Images

Articles

Hare Law Cairn

NT00644990
And only 200 metres from Wester Yardhouses cairn on a small hillock rising from the moor is this denuded cairn. A modern cairn has been built on top of the remains of the original cairn. Although this hillock is only 295 m high it still commands a great 360 degrees view from Tinto, Lanarkshire and the Pentlands. The cairn itself is about 20 m in diameter by around 1 m high (the modern cairn rises from this to a height of 1.2 m). On the S and E edge there are still some kerb stones in place- up to 75 cm to 1 m long by around 40 cm wide. Just 1 m N of the modern cairn there are two pits and also around the N edge many small stones protrude through the grass.

Folklore

Hare Law Cairn
Cairn(s)

There are some districts where the number and size of the erratics have given rise to the wildest legends of warlocks and elfins. Such a locality occurs between Carnwath and the river Clyde.
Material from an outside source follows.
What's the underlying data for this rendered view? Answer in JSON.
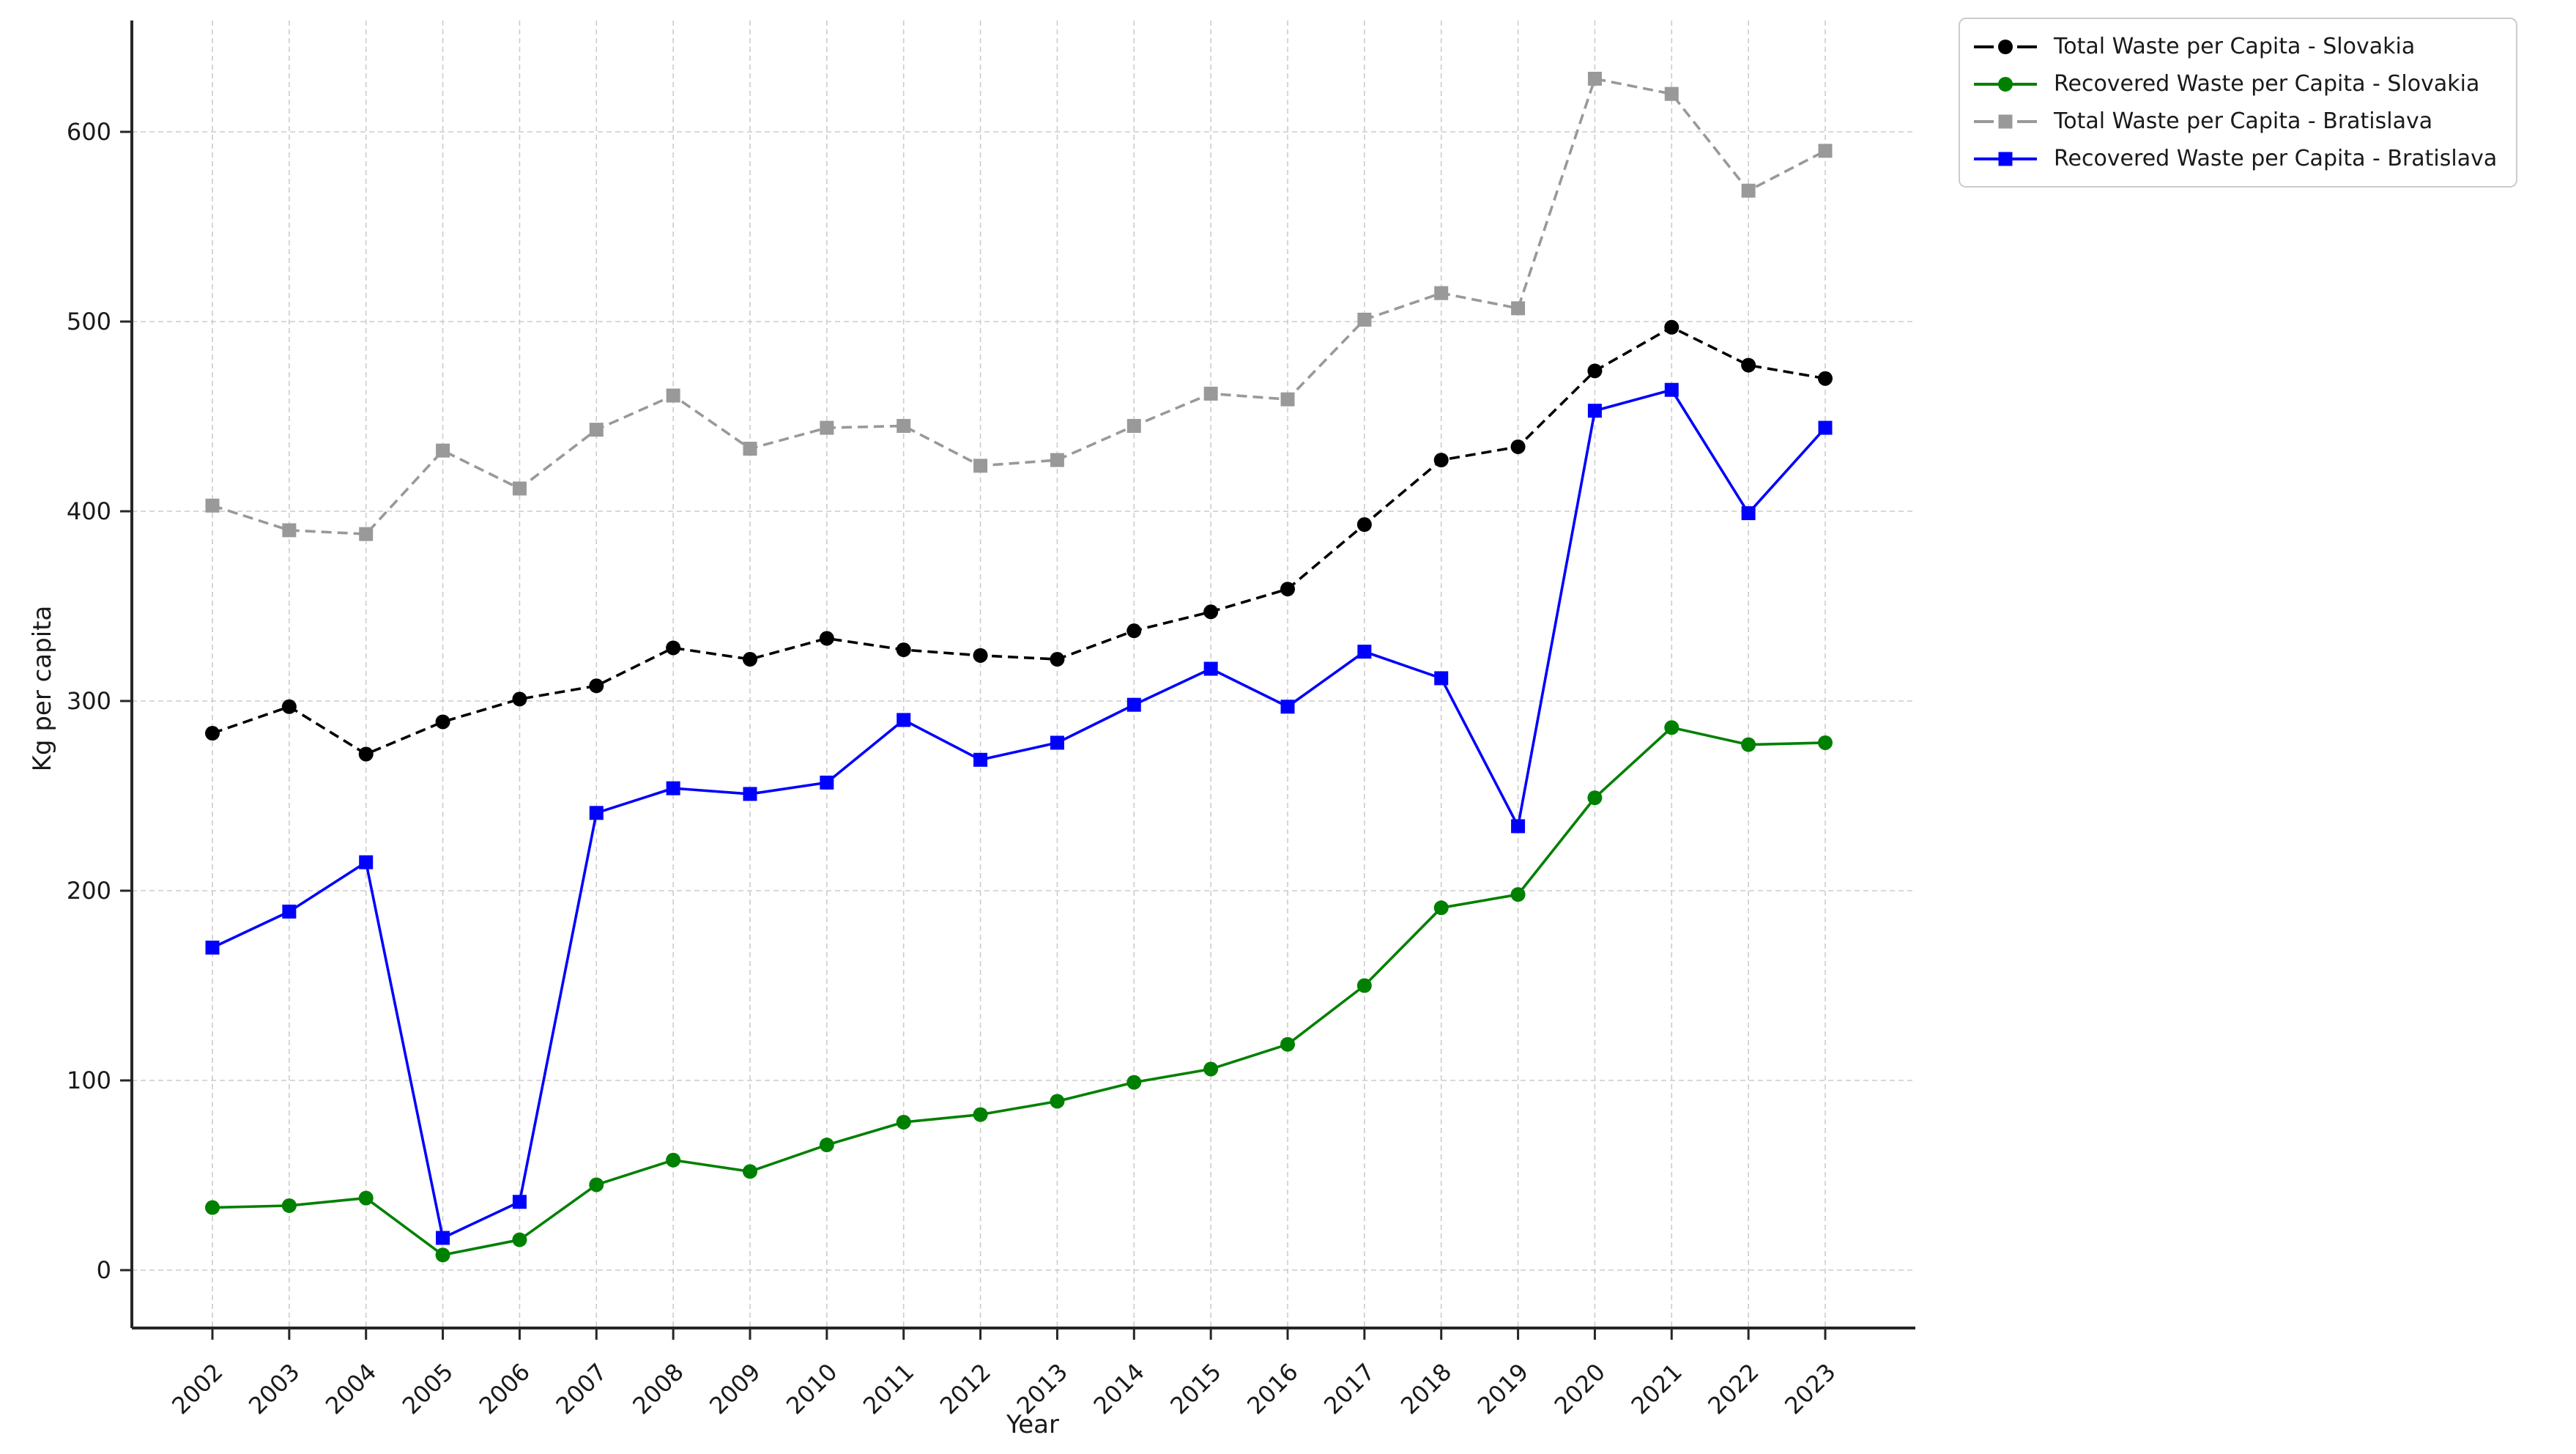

Here, before farming operations were carried to the extent to which they have now arrived, large boulders, now mostly removed, were scattered so abundantly over the mossy tract between the river and the Yelping Craig, about two miles to the east, that one place was known familiarly as “Hell-stanes Gate” [road], and another “Hell-stanes Loan.” The traditional story ran that the stones had been brought by supernatural agency from the Yelping Craigs. Michael Scott and the devil, it appears, had entered into a compact with a band of witches to dam the Clde. It was one of the conditions of the agreement that the name of the Supreme Being should never on any account be mentioned. All went well for a while, some of the stronger spirits having brought their burden of boulders to within a few yards from the river, when one of the younger members of the company, staggering under the weight of a huge block of greenstone, exclaimed, “O Lord, but I’m tired.” Instantly every boulder tumbled to the ground, nor could witch, warlock, or devil move a single stone one yard further. And there the blocks lay for many a long century, until the rapacious farmers quarried them away for dykes and road-metal.

(The crags at Hare Law are called ‘Yelping Craigs’ on the modern OS map).

From Transactions of the Geological Society of Glasgow, v 1 pt2 (1863).

Miscellaneous

Hare Law Cairn
Cairn(s)

The Ordnance Survey Name Book records that human bones “of unusual size” were found in it about 1830, but nothing more is known about this discovery.